Milton isn’t the only hydro visionary. Hyundai Group is putting $6.7 billion into hydrogen projects. In July the engine maker Cummins bought Hydrogenic­s, which makes fuel cells, for $290 million. Next year, GM and Honda will open an $85 million fuel-cell factory in Michigan, and Toyota is opening a refinery at the Port of Long Beach to turn cow manure into hydrogen to power trucks developed with Kenworth.

A lifelong garage tinkerer, Milton became obsessed with how things work when he was 6 during a train ride arranged by his father, a retired Union Pacific manager. He tried college in Utah but dropped out after less than six months. A Mormon mission to favelas in Brazil got him thinking about wider problems, particular­ly environmen­tal ones. “That was probably one of the biggest eye-openers of my life,” he says.

In 2010, he founded dHybrid Systems, a Salt Lake City designer of natural gas fueling systems for trucks. In 2014 Worthingto­n bought that business. Milton left for Nikola, recruiting his former mentor at Worthingto­n, Mark Russell, to be the startup’s president.

Milton aims to build 25 trucks next year and 400 in 2021. If all goes well, by 2022 he’ll be making eight tons of hydrogen daily from renewable electricit­y at each station, enough to keep 250 trucks running. He thinks he can get the cost of making a kilogram of compressed hydrogen gas, which provides the same amount of energy as a gallon of diesel, down to $2.50—far less than the California hydrogen retail price of $14. He wants to expand his fueling capacity from the West to a 700-station cross-country network by 2028.

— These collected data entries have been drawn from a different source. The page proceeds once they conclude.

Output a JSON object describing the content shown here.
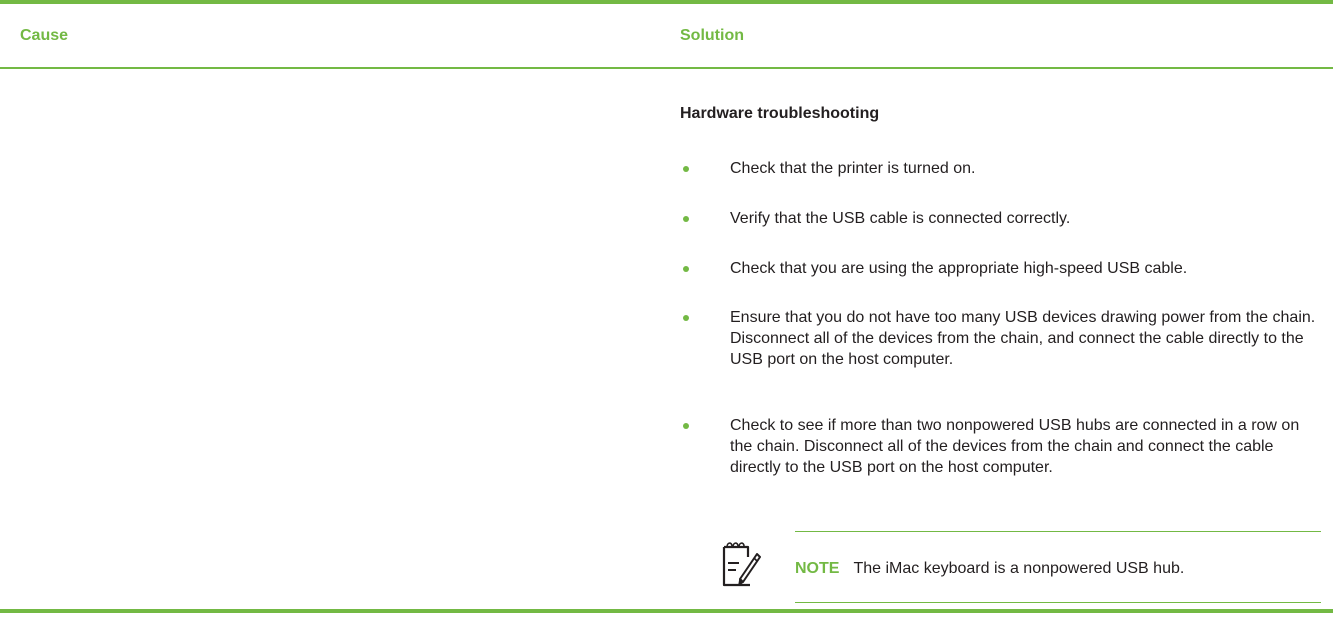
{
  "table": {
    "headers": {
      "cause": "Cause",
      "solution": "Solution"
    },
    "solution": {
      "heading": "Hardware troubleshooting",
      "bullets": [
        {
          "text": "Check that the printer is turned on."
        },
        {
          "text": "Verify that the USB cable is connected correctly."
        },
        {
          "text": "Check that you are using the appropriate high-speed USB cable."
        },
        {
          "text": "Ensure that you do not have too many USB devices drawing power from the chain. Disconnect all of the devices from the chain, and connect the cable directly to the USB port on the host computer."
        },
        {
          "text": "Check to see if more than two nonpowered USB hubs are connected in a row on the chain. Disconnect all of the devices from the chain and connect the cable directly to the USB port on the host computer."
        }
      ],
      "note": {
        "icon": "note-pencil-icon",
        "label": "NOTE",
        "text": "The iMac keyboard is a nonpowered USB hub."
      }
    }
  },
  "colors": {
    "accent": "#73b944",
    "text": "#231f20"
  }
}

Change is coming, perhaps faster than the manufactur­ers of diesel engine trucks expect. The European Union passed emissions rules that could ban diesel trucks by 2030; California is leaning toward a similar mandate. Milton claims that Nikola has a lead of three to five years on his rivals.

“Whether you’re Republican or Democrat or independen­t, no one wants to go jogging down the road and breathe diesel smoke in,” he says.